2 responses · 0 unresolved

We thank the referee for the detailed and constructive report. We address the two major comments point-by-point below. Where the comments identify missing details or limitations, we have revised the manuscript accordingly.

read point-by-point responses
  1. Referee: [Abstract] Abstract: the claim that 'digital twins with comparable prediction scores can still differ substantially in probe performance and latent-unit tuning' is presented without any statistical details, sample sizes, number of architectures, or controls; this information is load-bearing for the central claim that prediction accuracy is insufficient.

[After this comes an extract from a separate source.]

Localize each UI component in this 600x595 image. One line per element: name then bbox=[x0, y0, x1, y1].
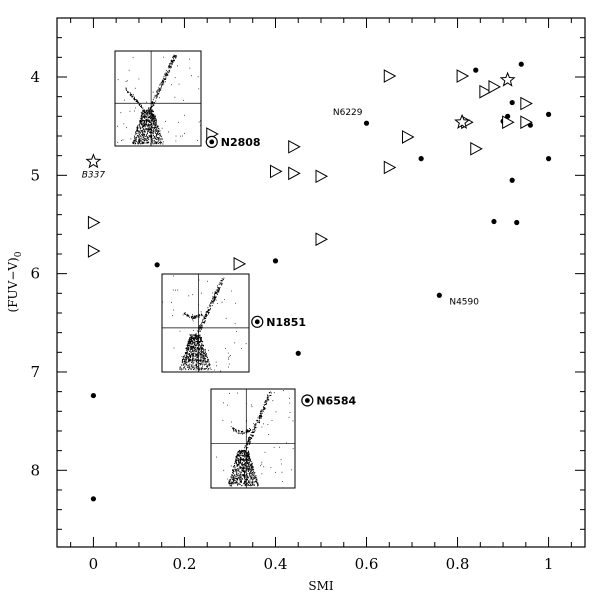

    Authors: We agree that the abstract should supply the requested statistical context. The revised abstract now states the number of architectures examined, the number of random seeds per architecture, the statistical tests applied to establish comparable prediction accuracy, and the controls for training data and objective function. These additions make the central claim—that models with statistically indistinguishable prediction scores can still differ in probe performance and unit tuning—self-contained within the abstract. revision: yes

  2. Referee: [Abstract] Abstract (and framing throughout): the manuscript invokes the three characterization levels as closing the 'insight gap' for using digital twins as experimental systems, yet provides no test that variation on the chosen probes or eigenspectra produces divergent outcomes on any concrete downstream in-silico task (stimulus optimization, hypothesis generation, etc.).

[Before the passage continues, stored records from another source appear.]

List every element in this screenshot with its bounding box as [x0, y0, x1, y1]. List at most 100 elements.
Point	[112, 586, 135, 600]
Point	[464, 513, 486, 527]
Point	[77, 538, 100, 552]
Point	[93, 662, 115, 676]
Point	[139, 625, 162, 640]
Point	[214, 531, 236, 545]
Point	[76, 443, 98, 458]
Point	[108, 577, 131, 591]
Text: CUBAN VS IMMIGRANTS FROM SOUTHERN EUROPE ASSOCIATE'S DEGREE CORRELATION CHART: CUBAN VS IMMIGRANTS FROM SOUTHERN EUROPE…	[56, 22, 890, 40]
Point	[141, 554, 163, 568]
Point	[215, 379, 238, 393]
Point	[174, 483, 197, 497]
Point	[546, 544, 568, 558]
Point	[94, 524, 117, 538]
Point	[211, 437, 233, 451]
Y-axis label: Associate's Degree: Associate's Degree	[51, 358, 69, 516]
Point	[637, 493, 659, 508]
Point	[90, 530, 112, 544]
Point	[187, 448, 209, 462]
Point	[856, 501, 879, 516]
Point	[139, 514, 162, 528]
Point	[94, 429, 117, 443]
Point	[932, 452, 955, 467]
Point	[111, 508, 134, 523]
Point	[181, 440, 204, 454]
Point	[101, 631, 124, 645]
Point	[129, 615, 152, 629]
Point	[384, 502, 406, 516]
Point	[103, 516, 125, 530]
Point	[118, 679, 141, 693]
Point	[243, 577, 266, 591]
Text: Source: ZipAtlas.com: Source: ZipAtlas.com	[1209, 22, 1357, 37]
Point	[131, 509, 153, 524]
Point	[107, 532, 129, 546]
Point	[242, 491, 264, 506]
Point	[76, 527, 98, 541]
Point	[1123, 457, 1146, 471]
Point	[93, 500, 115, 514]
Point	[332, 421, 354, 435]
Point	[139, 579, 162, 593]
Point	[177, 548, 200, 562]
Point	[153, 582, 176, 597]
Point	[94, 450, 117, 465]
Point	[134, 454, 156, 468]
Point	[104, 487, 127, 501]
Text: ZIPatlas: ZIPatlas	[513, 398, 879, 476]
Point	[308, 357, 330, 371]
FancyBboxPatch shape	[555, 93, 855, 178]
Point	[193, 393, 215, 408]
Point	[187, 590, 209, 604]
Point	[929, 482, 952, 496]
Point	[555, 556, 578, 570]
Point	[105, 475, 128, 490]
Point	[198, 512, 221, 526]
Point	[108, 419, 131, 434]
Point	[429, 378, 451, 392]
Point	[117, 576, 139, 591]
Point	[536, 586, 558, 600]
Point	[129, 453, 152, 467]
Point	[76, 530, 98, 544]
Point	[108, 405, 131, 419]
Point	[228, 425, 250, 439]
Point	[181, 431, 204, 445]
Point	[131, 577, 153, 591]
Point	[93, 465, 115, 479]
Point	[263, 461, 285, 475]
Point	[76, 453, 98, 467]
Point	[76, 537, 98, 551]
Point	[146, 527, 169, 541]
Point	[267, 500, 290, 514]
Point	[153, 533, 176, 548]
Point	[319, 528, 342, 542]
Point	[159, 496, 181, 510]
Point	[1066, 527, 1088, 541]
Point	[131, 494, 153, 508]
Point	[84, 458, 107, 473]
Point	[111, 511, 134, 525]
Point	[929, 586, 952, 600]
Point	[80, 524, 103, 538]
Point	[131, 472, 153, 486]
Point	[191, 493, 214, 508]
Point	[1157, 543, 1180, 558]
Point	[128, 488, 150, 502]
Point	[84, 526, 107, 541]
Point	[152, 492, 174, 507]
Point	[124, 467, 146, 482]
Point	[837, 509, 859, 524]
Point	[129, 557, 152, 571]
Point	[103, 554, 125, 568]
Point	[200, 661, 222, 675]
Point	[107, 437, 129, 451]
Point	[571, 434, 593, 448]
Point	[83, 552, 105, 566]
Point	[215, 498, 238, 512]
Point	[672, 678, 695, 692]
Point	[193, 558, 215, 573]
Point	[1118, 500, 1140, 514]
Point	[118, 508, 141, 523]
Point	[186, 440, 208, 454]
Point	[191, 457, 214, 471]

    Authors: The referee correctly notes that the manuscript does not demonstrate that the observed differences in probes or eigenspectra lead to divergent outcomes on any specific downstream in-silico task. This is a genuine limitation of the present study; performing such validation would require new experiments that lie outside the scope of the current work. We have therefore revised the discussion to (i) explicitly acknowledge the absence of downstream-task validation and (ii) articulate how the reported representational differences could, in principle, affect stimulus optimization and hypothesis generation. We maintain that the multi-level probing already demonstrates that prediction accuracy alone is insufficient to guarantee representational equivalence, which is the paper’s primary claim. revision: partial

Circularity Check

0 steps flagged

No circularity: empirical measurements on independently probed latent representations

full rationale

The paper trains digital-twin models on a neural-activity prediction objective from naturalistic videos, then measures three separate characterization levels on frozen models: linear decodability of orientation/contrast/motion probes, latent-unit tuning curves, and hidden-layer eigenspectra. These quantities are computed from controlled stimuli or population statistics and are not algebraically or statistically forced by the training loss. No equations, fitted parameters, or self-citations are presented that would reduce any reported correlation or difference to a definitional identity. The observed covariation and residual differences are therefore genuine empirical findings rather than tautological restatements of the input data or training objective.

Axiom & Free-Parameter Ledger

0 free parameters · 1 axioms · 0 invented entities

The paper introduces no new free parameters or invented entities. It relies on the standard domain assumption that models trained to predict neural activity capture relevant aspects of V1 computation.

axioms (1)
  • domain assumption Models trained to predict neural activity from naturalistic videos capture relevant aspects of V1 computation.
    This assumption underpins interpreting the probing results as informative about visual computations rather than artifacts of the training objective.